Salt Security has released its 1H 2026 State of AI and API Security: Navigating the Agentic Era report, revealing a widening gap between the rapid deployment of AI agents and the security programs designed to protect them. The research finds that while autonomous AI agents are being deployed at enterprise scale, 92% of organisations lack the advanced security maturity required to defend these environments.
AI is reliant on APIs in order to work properly and carry out autonomous actions. APIs are fast becoming the execution layer for AI systems, powering every action taken by agents, large language models (LLMs), and Model Context Protocol (MCP) servers. Because of this, the number of APIs in use in organisations today have exploded, with two-thirds (66%) reporting growth of over 50% in the last year.
However, as organisations scale AI-driven automation, security is failing to keep pace, creating what Salt Security defines as the “Agentic Security Gap”. The security of modern AI environments now requires visibility and control across the entire agentic AI stack, not just individual APIs.
Roey Eliyahu, Co-Founder and CEO at Salt Security, said: “You cannot secure AI agents without securing every layer they touch, including the APIs they call, the MCP servers they route through, and the data they access. Risk in the agentic era doesn’t sit in one place. It lives in how all of those pieces interact in real time.”
The research, based on a survey of 327 security leaders, reveals that while AI adoption is accelerating, security maturity is struggling to keep pace. Nearly half (47%) of organisations have delayed production releases due to API security concerns, and almost one third (32%) experienced an API security incident in the past year. Despite this, only 8% report having advanced API security maturity, leaving the majority underprepared. At the same time, two-thirds (66%) reported API growth of more than 50% in the past year, largely driven by increased automation and AI adoption.
Additionally, 79% of boards and executive teams have increased scrutiny of AI security risks, yet only 18% are extremely confident in their ability to detect attacks leveraging Generative AI, a confidence gap that reflects the inadequacy of legacy tools in agentic environments.
The findings also highlight a significant shift in the threat landscape, with attackers no longer forcing entry but instead operating within trusted systems, often via AI-driven processes. According to the data, nearly all (99%) attack attempts analysed by Salt Labs originate from authenticated sources, increasingly involving rogue agents using legitimate credentials but lacking human oversight, rate limiting or behavioural guardrails. In addition, almost two-thirds (65%) of attacks exploit security misconfiguration (OWASP API8), a vulnerability that is significantly amplified when over-permissioned APIs are connected to AI agents capable of querying, chaining and exfiltrating data at machine speed.
The report concludes that API security is no longer a subset of application or cloud security, but a foundational discipline in its own right.
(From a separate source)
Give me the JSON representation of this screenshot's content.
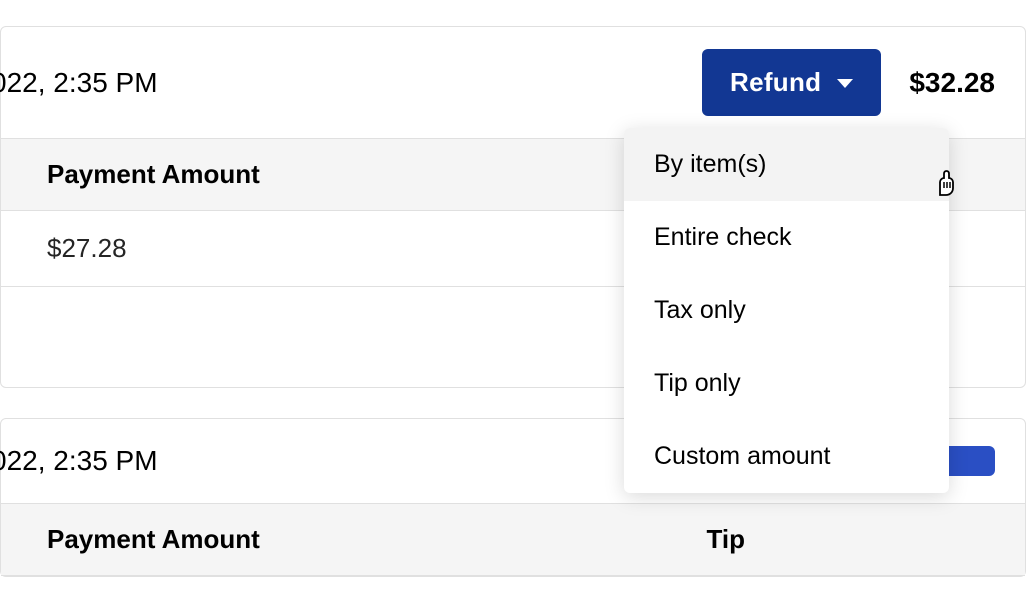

As APIs now account for the majority of web traffic and power all AI agent activity, they represent a distinct and critical attack surface that existing security pillars were not designed to protect.
To address this shift, Salt Security is advancing a new model for enterprise security called the Agentic Security Graph, which maps the relationships between LLMs, MCP servers and APIs. Together, these components form the agentic stack, providing the context needed to understand not just what AI systems generate but also what they do across enterprise environments.
“Salt Security was founded on the belief that APIs are the most critical and most overlooked attack surface in the enterprise. As AI agents have emerged, it has become clear that APIs are just one pillar in a much larger, deeply connected system,” said Roey Eliyahu, Co-Founder and CEO at Salt Security. “Today, we secure the entire agentic environment, the llm, agents, MCP servers, APIs and the data they access. Our 1H 2026 research confirms that this isn’t a future problem, it’s happening now, and most organizations are not ready.”